Enfin, la triple frontière c’est aussi et bien sûr la restauration de nos frontières nationales, l’interdiction de la libre-circulation aux non-Européens (en la réservant donc aux citoyens des pays européens), la fin de la directive européenne sur le regroupement familial et l’expulsion effective de tous ceux qui n’ont rien à faire chez nous.
« Vouloir transformer ce scrutin en un référendum contre Macron, c’est vraiment se tromper d’élection » Marion Maréchal
Cette élection se transforme en référendum contre Emmanuel Macron. Pourquoi un électeur, plutôt que de voter Jordan Bardella afin d’amplifier la sanction contre le gouvernement, devrait-il voter R ! ?
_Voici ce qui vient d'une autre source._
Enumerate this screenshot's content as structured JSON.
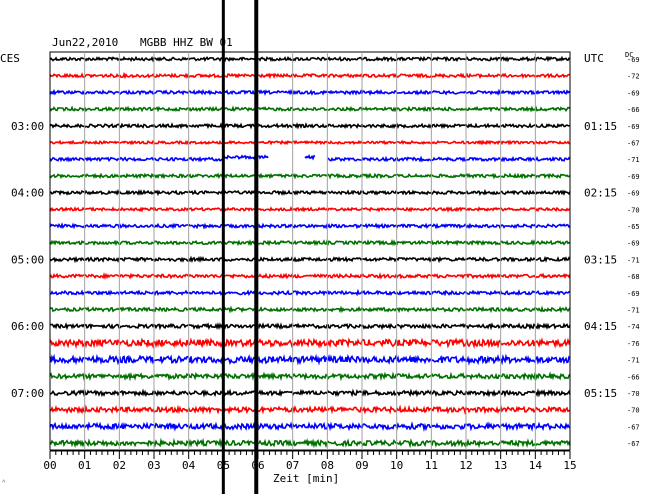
{
  "header": {
    "date": "Jun22,2010",
    "station": "MGBB HHZ BW 01",
    "left_zone": "CES",
    "right_zone": "UTC",
    "dc_label": "DC"
  },
  "corner_mark": "˄",
  "chart_data": {
    "type": "line",
    "title": "Jun22,2010    MGBB HHZ BW 01",
    "xlabel": "Zeit [min]",
    "ylabel": "",
    "xlim": [
      0,
      15
    ],
    "x_ticks": [
      "00",
      "01",
      "02",
      "03",
      "04",
      "05",
      "06",
      "07",
      "08",
      "09",
      "10",
      "11",
      "12",
      "13",
      "14",
      "15"
    ],
    "grid": true,
    "trace_colors": [
      "#000000",
      "#ff0000",
      "#0000ff",
      "#007000"
    ],
    "left_time_labels": [
      "03:00",
      "04:00",
      "05:00",
      "06:00",
      "07:00"
    ],
    "right_time_labels": [
      "01:15",
      "02:15",
      "03:15",
      "04:15",
      "05:15"
    ],
    "time_label_every_traces": 4,
    "time_label_first_trace": 4,
    "dc_offsets": [
      "-69",
      "-72",
      "-69",
      "-66",
      "-69",
      "-67",
      "-71",
      "-69",
      "-69",
      "-70",
      "-65",
      "-69",
      "-71",
      "-68",
      "-69",
      "-71",
      "-74",
      "-76",
      "-71",
      "-66",
      "-70",
      "-70",
      "-67",
      "-67"
    ],
    "trace_amplitude": [
      1.5,
      1.5,
      1.5,
      1.5,
      1.5,
      1.2,
      1.5,
      1.5,
      1.5,
      1.3,
      1.5,
      1.5,
      1.6,
      1.6,
      1.6,
      1.6,
      1.8,
      3.2,
      3.2,
      2.2,
      2.0,
      2.4,
      2.6,
      2.4
    ],
    "event_markers_min": [
      5.0,
      5.95
    ],
    "gap": {
      "trace": 6,
      "segments": [
        [
          6.3,
          7.35
        ],
        [
          7.65,
          8.0
        ]
      ],
      "raised_segments": [
        [
          5.0,
          6.3
        ],
        [
          7.35,
          7.65
        ]
      ]
    }
  }
}
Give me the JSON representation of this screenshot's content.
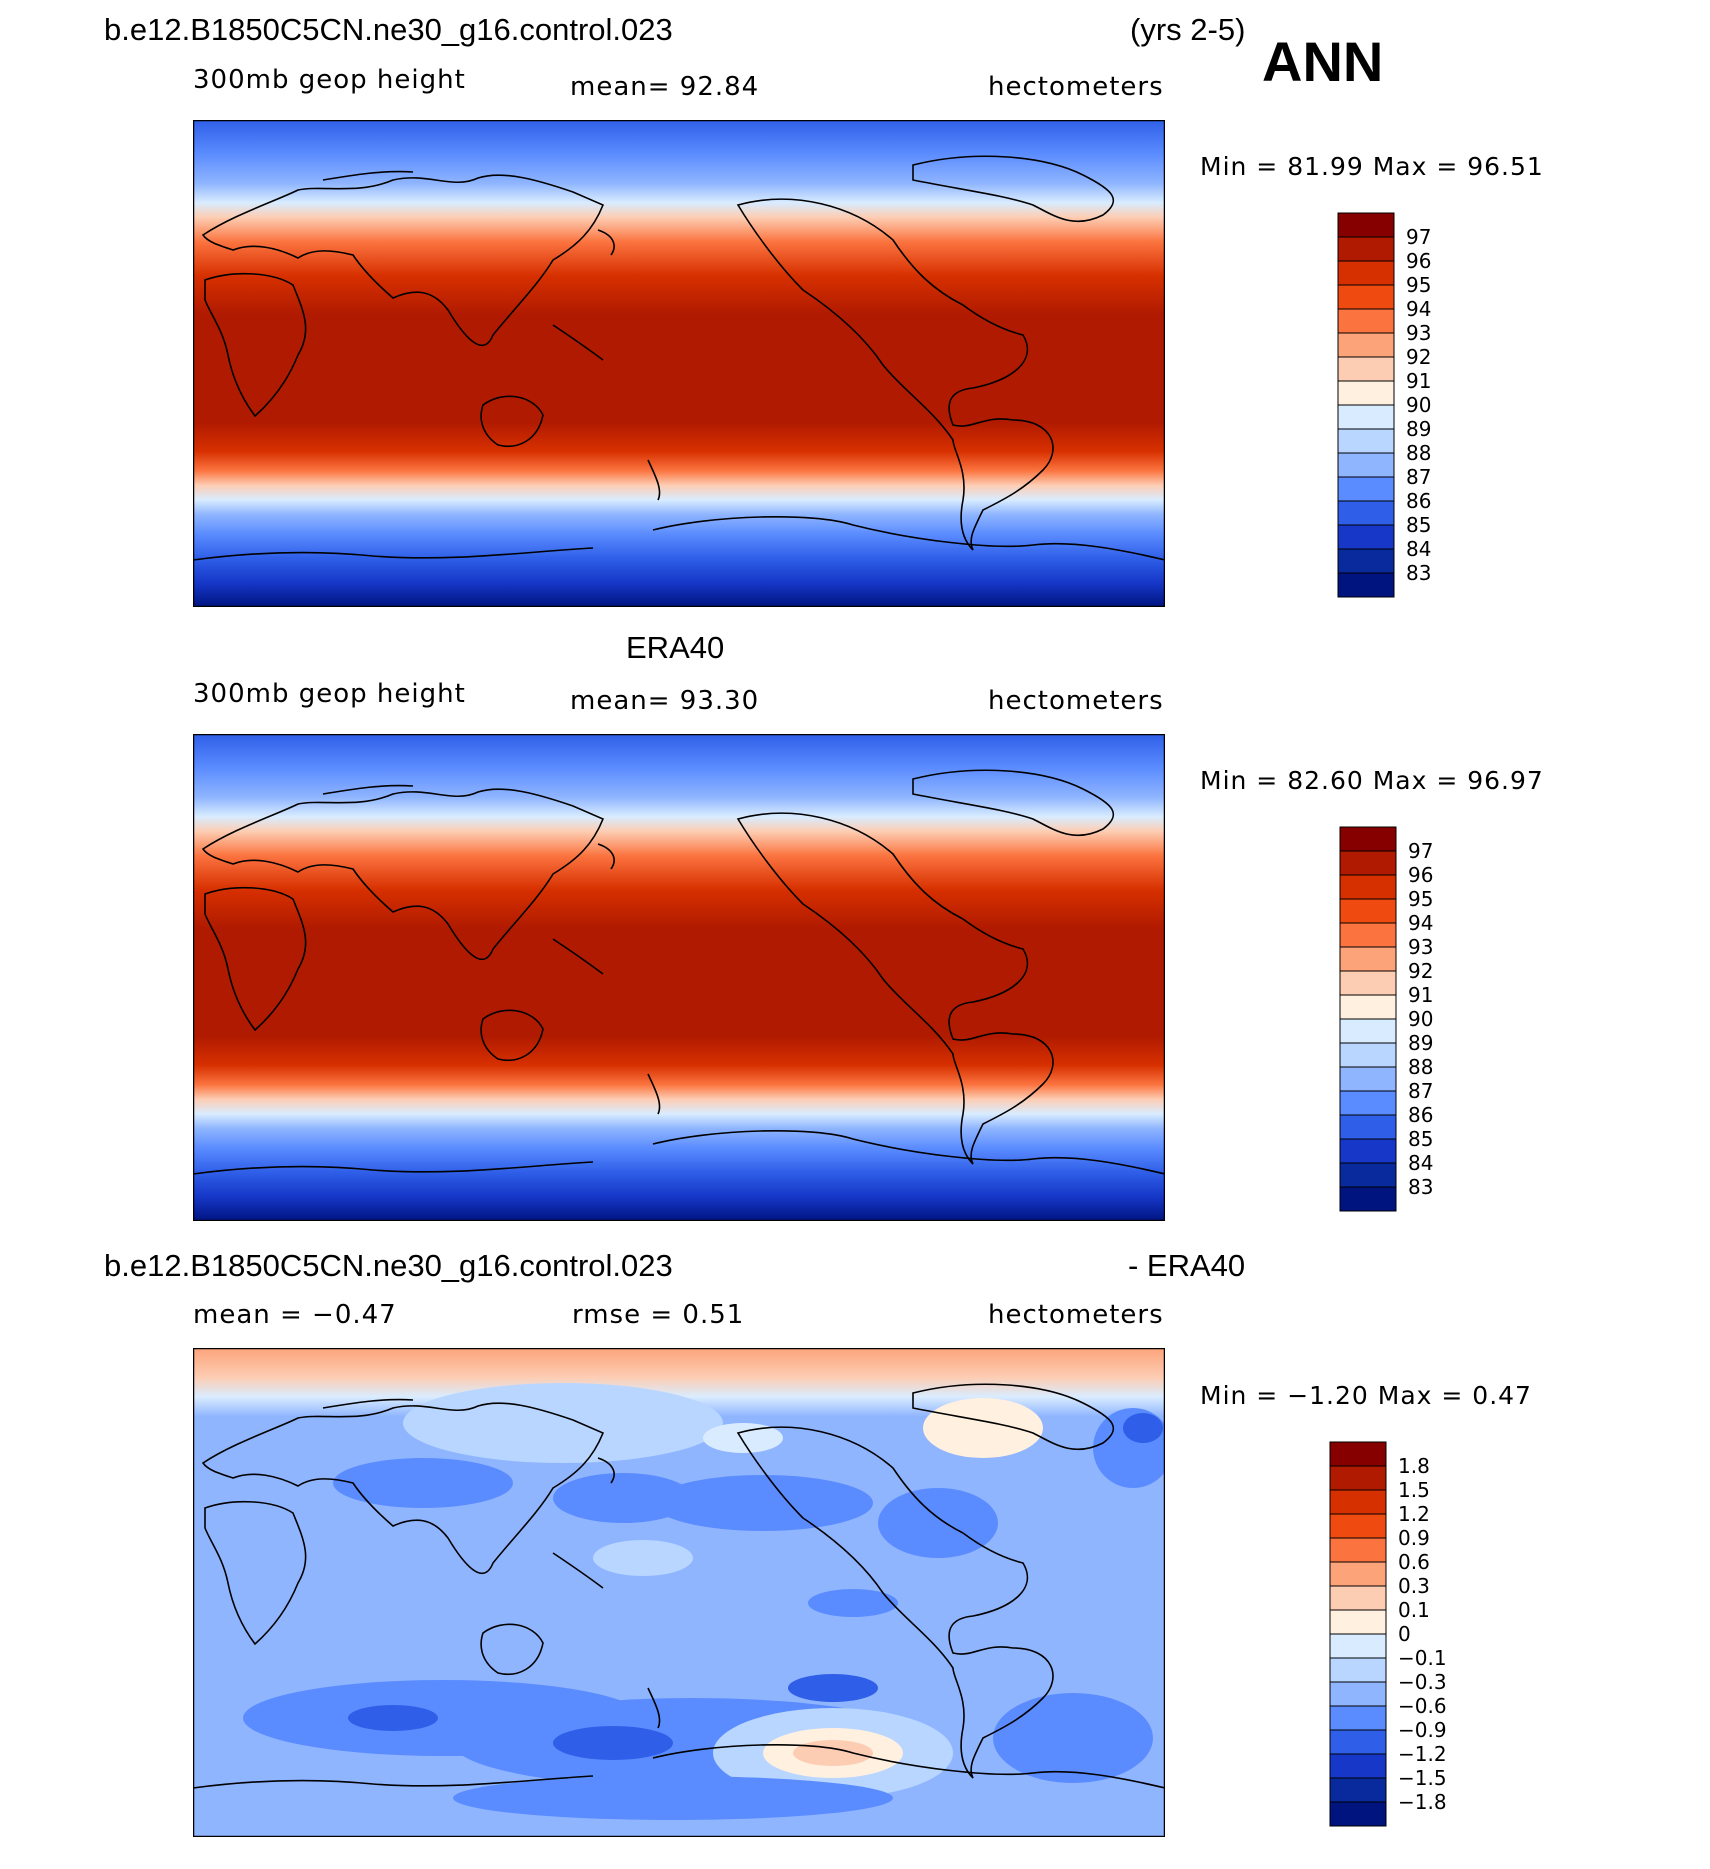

Le vote sanction, et après ? Il n’y aura pas de dissolution, Emmanuel Macron l’a déjà dit clairement et je rappelle qu’il n’y en a pas eu davantage en 2014 ou en 2019, lorsque le RN avait déjà remporté les élections européennes. Vouloir transformer ce scrutin en un référendum contre Macron, c’est vraiment se tromper d’élection, et tromper les électeurs par là même. Nous sommes dans une élection EUROPEENNE, ce qui se joue c’est la politique qui va être menée par l’Union européenne. Je ne crois pas raisonnable de mettre de côté les 5 années qui viennent au niveau européen, avec toutes les conséquences que ça a concrètement sur nos vies, pour un petit plaisir éphémère dimanche soir…
Avec nos 17 alliés européens du groupe des Conservateurs (ECR), qui gouvernent déjà dans 4 pays et qui seront renforcés demain par les élus hongrois de Viktor Orbán, nous pouvons battre le groupe d’Emmanuel Macron au Parlement européen, nous pouvons faire basculer l’Europe à droite et sortir Ursula von der Leyen ! Toutes les projections indiquent que le groupe des Conservateurs est en passe de devenir la force centrale à Bruxelles. Renforcer cette dynamique européenne, en France cela signifie voter pour la liste que je conduis. Nous, nous aurons la capacité à agir, à influer réellement, ce qui ne sera pas le cas du RN, quel que soit son résultat dimanche.
Enfin, l’humiliation est déjà largement acquise pour Macron, tout comme l’élection de Jordan Bardella. Ne vaut-il pas mieux s’assurer que je sois aussi présente à Bruxelles, avec des élus Reconquête!, pour défendre la France et les Français, que d’envoyer un 31e élu RN ?
Les divisions apparues dans votre parti sont-elles d’ordre stratégique, personnel ou politique ?
Vous semblez considérer comme des « divisions » ce que je nomme débat. Oui, on peut et on doit pouvoir débattre des orientations stratégiques ou politiques dans un parti.
Votez Marion Maréchal c’est…
Faire un vote utile pour avoir la capacité d’agir en Europe et nécessaire en France en choisissant la droite qui ne baissera jamais les yeux face au politiquement correct et à la gauche morale. Surtout, voter Reconquête !, c’est donner de la force à la seule liste qui défend depuis toujours une grande coalition des droites, sans laquelle, aucune victoire idéologique et politique ne sera possible. Si Reconquête ! devient incontournable à droite, alors, nous pourrons enfin bâtir cette union des droites que j’ai toujours défendue, y compris quand j’étais député du RN et pour laquelle, j’avais soutenu la candidature d’Éric Zemmour à l’élection présidentielle de 2022.